Latest Evidence on the Sectoral Strategy: Economic Impact, Implementation, and Cost Results from the Workadvance Demonstration
*Names in bold indicate Presenter
MDRC is examining the impacts and implementation of the WorkAdvance program in Tulsa, OK; New York City; and northeast Ohio. The study enrolled approximately 2,600 participants and used a rigorous random assignment research design. Data will be available from administrative records, a rich follow-up survey with high response rates, and field notes and focus groups (including employer interviews). Two years of follow-up data are available for the full sample. The impact study is following individuals who qualified for the WorkAdvance programs between mid-2011 and mid-2013. Program participants received program services for up to two years after enrollment.
The results of WorkAdvance have long been anticipated because the program is highly relevant to current policy making. Training policy has a current focus on rigorously examining the effectiveness of programs emphasizing several approaches: the alignment of services with employer demand, longer-term advancement opportunities (rather than a focus on simply finding a job), and the provision of training that is tailored to the needs of particular industry sectors, in terms of both hard skills (such as how to operate certain machinery) and soft skills (such as how to adjust to the “culture” of employment in that sector). WorkAdvance embodies all of these elements.

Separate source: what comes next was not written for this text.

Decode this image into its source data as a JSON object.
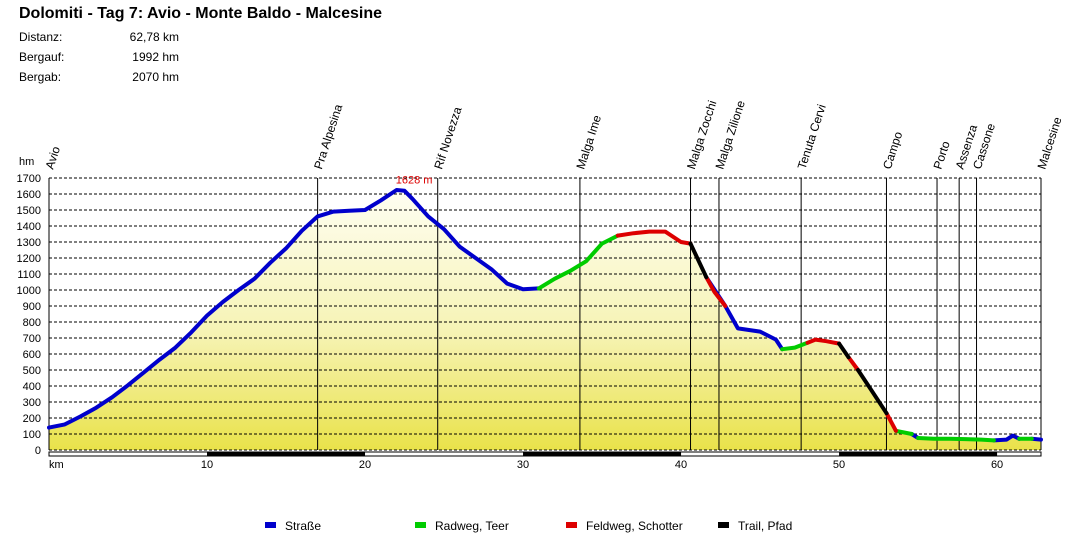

Notably, the WorkAdvance impact analysis will eventually provide the first rigorous evidence of whether the encouraging results from the P/PV Sector Impacts Study (SEIS) replicate. The SEIS study showed that a combination of sectoral training and deep employer relationships produced large impacts on earnings for three well established sectoral training providers. The WorkAdvance test is very important for the workforce development field since the SEIS study has been highly influential in policymaking in this area. WorkAdvance operated in a different economy and with a broader range of sectors and providers. Because so much of the workforce development field is focused on sectoral approaches, this test will be an important indication of the scalability and transfer of the approach to a wider range of providers who were (in some cases) newer to sectoral programming compared to the programs tested by P/PV.
Thus far, the findings from the implementation analysis suggest that WorkAdvance program providers have been able to implement all of the major elements of the WorkAdvance model, including pre-employment and career readiness services, occupational skills training, job development and placement, and retention and advancement services, but the last-listed services have taken the most time to develop, particularly in a robust way.